Britain’s currency dropped for a fourth week against the dollar, the longest streak of declines since June, after central bank policy maker David Miles said the U.K. economy is not recovering as well as he had hoped. Gilts fell, pushing 10-year yields to the highest level in a month.
“The pound is vulnerable to the weak economic fundamentals in the U.K. and the comments from Miles suggest that the BOE will add more stimulus,” said Lee Hardman, a currency strategist at Bank of Tokyo-Mitsubishi UFJ Ltd. in London. “The pound is likely to remain on a weakening bias going forward.”
The pound depreciated 1 percent over the week to 81.38 pence per euro at 4:54 p.m. London time yesterday, when it reached 81.47 pence, the weakest level since June 15. Sterling declined 0.4 percent to $1.5997.
“Some members felt that there was considerable scope for asset purchases to provide further stimulus,” according to the Oct. 17 minutes of the Monetary Policy Committee’s Oct. 3-4 meeting.

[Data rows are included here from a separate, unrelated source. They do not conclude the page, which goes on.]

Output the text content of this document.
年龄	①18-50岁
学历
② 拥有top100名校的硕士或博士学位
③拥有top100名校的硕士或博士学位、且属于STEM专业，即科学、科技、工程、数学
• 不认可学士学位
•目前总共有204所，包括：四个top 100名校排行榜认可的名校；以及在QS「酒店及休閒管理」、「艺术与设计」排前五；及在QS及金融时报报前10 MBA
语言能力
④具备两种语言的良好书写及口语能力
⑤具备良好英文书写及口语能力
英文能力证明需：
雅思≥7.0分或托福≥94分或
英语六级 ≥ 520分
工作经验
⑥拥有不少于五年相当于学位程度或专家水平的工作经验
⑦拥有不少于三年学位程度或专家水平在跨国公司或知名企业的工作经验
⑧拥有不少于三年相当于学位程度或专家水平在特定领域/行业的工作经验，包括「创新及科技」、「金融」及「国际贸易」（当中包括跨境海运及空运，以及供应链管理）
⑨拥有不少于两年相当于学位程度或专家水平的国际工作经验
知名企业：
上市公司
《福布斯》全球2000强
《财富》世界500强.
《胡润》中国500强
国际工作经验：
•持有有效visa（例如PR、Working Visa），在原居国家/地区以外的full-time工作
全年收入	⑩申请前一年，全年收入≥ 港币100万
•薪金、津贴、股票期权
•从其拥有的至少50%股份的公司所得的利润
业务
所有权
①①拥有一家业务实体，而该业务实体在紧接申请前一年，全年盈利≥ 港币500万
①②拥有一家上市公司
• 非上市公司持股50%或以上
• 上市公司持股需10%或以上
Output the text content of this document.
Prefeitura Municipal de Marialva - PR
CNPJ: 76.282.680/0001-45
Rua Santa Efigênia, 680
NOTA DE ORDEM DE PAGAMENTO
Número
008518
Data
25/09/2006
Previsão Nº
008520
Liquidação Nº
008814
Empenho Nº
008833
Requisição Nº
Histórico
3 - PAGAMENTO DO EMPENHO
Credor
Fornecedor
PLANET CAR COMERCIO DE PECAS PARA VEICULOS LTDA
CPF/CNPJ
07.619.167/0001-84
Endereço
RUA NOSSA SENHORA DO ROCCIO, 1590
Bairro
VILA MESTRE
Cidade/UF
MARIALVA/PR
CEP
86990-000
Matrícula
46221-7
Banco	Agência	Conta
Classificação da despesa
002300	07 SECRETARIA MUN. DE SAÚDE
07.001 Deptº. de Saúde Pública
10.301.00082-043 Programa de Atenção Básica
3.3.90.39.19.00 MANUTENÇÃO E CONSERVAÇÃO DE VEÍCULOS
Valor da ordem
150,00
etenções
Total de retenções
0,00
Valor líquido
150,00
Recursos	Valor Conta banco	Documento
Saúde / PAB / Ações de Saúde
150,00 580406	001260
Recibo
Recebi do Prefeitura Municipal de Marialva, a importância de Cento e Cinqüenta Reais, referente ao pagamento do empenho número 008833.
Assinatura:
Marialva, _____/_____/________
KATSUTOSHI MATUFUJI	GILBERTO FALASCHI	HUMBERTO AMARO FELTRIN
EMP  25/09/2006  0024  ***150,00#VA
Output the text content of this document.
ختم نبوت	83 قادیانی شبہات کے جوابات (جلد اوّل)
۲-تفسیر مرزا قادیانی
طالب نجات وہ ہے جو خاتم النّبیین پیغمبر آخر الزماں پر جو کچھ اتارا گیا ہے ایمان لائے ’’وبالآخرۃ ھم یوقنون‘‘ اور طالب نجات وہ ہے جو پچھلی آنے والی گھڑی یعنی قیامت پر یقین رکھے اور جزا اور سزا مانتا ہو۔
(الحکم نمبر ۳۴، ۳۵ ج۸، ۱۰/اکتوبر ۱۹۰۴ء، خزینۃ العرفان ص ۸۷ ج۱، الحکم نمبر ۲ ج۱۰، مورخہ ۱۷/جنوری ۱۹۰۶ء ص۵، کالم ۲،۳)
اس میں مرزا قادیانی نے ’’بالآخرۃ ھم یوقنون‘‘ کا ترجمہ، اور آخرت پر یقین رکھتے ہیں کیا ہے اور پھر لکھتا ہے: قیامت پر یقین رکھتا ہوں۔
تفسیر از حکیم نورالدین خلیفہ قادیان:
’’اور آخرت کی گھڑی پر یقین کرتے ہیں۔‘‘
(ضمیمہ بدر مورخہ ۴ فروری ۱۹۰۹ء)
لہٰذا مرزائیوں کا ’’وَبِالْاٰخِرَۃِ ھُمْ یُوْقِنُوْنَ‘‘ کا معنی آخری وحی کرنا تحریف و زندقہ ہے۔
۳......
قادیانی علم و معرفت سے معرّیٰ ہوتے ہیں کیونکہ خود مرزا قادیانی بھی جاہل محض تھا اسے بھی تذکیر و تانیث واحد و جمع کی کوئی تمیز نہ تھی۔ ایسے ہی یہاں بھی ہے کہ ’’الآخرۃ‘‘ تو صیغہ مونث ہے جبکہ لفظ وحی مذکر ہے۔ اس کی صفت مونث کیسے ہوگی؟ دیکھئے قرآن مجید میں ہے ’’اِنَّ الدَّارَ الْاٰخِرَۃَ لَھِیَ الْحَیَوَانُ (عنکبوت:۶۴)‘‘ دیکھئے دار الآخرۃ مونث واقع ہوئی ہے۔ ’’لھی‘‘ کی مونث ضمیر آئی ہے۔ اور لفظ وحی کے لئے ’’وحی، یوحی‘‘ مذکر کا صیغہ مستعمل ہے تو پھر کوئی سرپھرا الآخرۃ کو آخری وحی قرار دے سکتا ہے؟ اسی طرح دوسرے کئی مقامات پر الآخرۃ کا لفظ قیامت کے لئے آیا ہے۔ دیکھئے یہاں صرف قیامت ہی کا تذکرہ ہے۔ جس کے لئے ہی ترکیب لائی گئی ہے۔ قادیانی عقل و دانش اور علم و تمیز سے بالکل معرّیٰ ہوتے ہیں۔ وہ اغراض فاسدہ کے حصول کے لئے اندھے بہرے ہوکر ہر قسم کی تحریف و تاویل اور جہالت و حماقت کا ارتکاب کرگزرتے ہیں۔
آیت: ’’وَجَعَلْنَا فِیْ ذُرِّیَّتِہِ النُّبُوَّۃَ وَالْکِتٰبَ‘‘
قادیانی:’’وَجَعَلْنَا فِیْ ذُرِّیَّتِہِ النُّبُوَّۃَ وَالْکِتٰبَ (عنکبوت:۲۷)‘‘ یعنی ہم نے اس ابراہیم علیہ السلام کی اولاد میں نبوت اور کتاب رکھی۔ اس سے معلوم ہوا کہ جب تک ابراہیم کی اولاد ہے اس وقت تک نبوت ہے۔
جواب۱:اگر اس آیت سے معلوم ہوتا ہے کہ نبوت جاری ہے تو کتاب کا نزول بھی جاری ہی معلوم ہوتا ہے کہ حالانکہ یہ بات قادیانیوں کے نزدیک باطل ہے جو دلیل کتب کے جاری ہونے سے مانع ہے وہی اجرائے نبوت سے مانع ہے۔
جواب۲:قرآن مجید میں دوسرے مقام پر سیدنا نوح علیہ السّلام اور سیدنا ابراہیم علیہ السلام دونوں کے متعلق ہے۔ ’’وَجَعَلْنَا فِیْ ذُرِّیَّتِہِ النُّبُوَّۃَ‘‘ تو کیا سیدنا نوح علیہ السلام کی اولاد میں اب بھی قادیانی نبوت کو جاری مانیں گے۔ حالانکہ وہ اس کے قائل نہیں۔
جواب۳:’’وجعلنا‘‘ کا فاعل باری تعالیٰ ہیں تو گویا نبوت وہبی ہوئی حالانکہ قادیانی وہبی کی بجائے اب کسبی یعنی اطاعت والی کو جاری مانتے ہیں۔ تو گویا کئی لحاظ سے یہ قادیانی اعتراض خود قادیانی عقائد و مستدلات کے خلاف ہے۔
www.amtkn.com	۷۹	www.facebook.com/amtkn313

Policy makers voted 9-0 to keep the bond-purchase target at 375 billion pounds at that meeting, the minutes showed. They were also unanimous in holding the benchmark interest rate at a record low of 0.5 percent.
The pound has weakened 1.3 percent in the past three months, according to Bloomberg Correlation-Weighted Indexes, which track 10 developed-market currencies. The euro gained 3.3 percent and the dollar dropped 3.2 percent.
“The state of the economy is not as good as I had hoped a year or so back, I must admit,” Miles told the Guardian in an interview published on Oct. 18. “The last 18 months have seen no significant growth.”
Gross domestic product rose 0.6 percent in the third quarter, according to the median estimate of economists surveyed by Bloomberg before the data on Oct. 25. That would follow a contraction of 0.4 percent in the second quarter. GDP will shrink 0.3 percent over the year, according to a separate Bloomberg survey, the first contraction since 2009.
“Even if growth picked up in the third quarter, the overall trend in growth is still likely to be weak,” said Bank of Tokyo-Mitsubishi UFJ’s Hardman, who forecasts the pound will fall toward $1.55 over the next six months.
Ten-year gilt yields climbed 16 basis points, or 0.16 percentage point, over the week to 1.88 percent. The rate reached 1.96 percent two days ago, the most since Sept. 17. The 1.75 percent security maturing September 2022 fell 1.43, or 14.30 pounds per 1,000-pound face amount, to 98.83.
Gilts returned 1.8 percent this year through Oct. 18, according to indexes compiled by Bloomberg and the European Federation of Financial Analysts Societies. German bonds gained 2.2 percent and U.S. Treasuries rose 1.3 percent.